QUIRKY WORLD ... A daily look at some of the world’s stranger stories

Abba outfits all about money, money, money

SWEDEN: The garish outfits complete with spangles, sparkles, bright colours, and bold lines which made up Abba’s trademark stage costumes were in fact part of a tax-saving scheme.

The outrageous outfits were regularly seen on the foursome in their heyday during the 1970s. Apart from being eyecatching, they helped the Swedish supergroup exploit a Swedish law which meant clothes were tax deductible if their owners could prove they were not used for daily wear, the Mail on Sunday’s Event magazine reports.

Band member Bjorn Ulvaeus recalls: “In my honest opinion, we looked like nuts in those years. Nobody can have been as badly dressed on stage as we were.”

STUDENT PRANK SNOWBALLS

USA: Two maths students at Reed College in Portland, Oregon, lost control of a massive snowball that rolled into a dorm, knocking in part of a bedroom wall.

The 800lb snowball crashed into a college hall of residence causing thousands of dollars worth of damage after the students began making the snowball during a rare snowstorm.

“The ball just got away from them,” said college spokesman Kevin Myers. Luckily no one was hurt, but between $2,000 and $3,000 of damage (€1,460 and €2,190) was caused when it cracked a bedroom wall.

HUGE HEDGEHOG

ENGLAND: Standing at 7ft tall, 12ft long, and 8ft wide, a prickly creature that is bigger than a rhinoceros or 4x4 has been unveiled to mark the launch of a new David Attenborough series.

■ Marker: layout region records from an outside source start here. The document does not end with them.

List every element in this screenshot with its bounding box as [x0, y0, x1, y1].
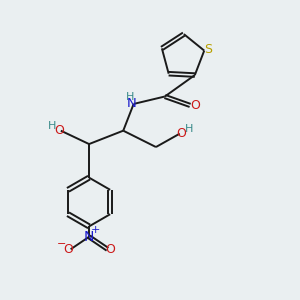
Text: +: + [91, 225, 100, 235]
Text: H: H [48, 121, 56, 131]
Text: O: O [190, 99, 200, 112]
Text: N: N [127, 98, 137, 110]
Text: N: N [84, 230, 94, 244]
Text: O: O [63, 243, 73, 256]
Text: O: O [176, 127, 186, 140]
Text: O: O [54, 124, 64, 137]
Text: H: H [126, 92, 134, 101]
Text: H: H [184, 124, 193, 134]
Text: −: − [57, 239, 66, 249]
Text: O: O [106, 243, 116, 256]
Text: S: S [204, 43, 212, 56]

The giant hedgehog emerged from two months of hibernation at a workshop — where a team of sculptors crafted him from 2,000 soft wood spikes and fake fur consisting of a willow and coconut fibre-mix — to help Attenborough launch his series Natural Curiosities.

The wildlife expert described the giant hedgehog, as it was unveiled at Clapham Common in south London, as “a fitting tribute to one of our most delightful species”.

CAMEL GETS HUMP

USA: A camel created a stir in Los Angeles County when it got out of its enclosure and chased cars until it was rounded up.

Sheriff’s deputy John Cereoli said the camel was reported to have escaped from someone’s property in the Acton area and the incident lasted about a half hour.

The deputy says the camel was not injured.

SERIES AXED

IRAN: Iranian media say state TV has stopped broadcasting a series after protesters in the south west claimed it insulted a prominent local tribe.

IRNA said state TV suspended Sarzamin-e Kohan, or The Ancient Land. The series is set in the 1940s, 50s, and 60s when Iran was a monarchy, before its 1979 Islamic Revolution.

Protesters reportedly claim the series defames the large and powerful Bakhtiari tribe. A Bakhtiari family in the series is depicted as corrupt, nouveau riche and monarchist.

DOLPHIN RIGHTS

ROMANIA: Armed with an iPad and a letter of support from an Oscar-winning film director, Remus Cernea is pushing a cause that he acknowledges few of his fellow Romanian lawmakers care about: giving dolphins the same rights as humans.

The 39-year-old activist politician introduced a bill in parliament last week that would recognise the marine mammals as “non-human persons”, on account of their highly developed intelligence, personalities, and behaviour patterns.

The bill would make humans and dolphins equal before the law. Dolphin killers would be given the same sentences as murderers of human beings. The bill would also ban the use of dolphins in live entertainment shows.

The aim of the bill is to help protect Romania’s indigenous dolphins in the Black Sea, Cernea said.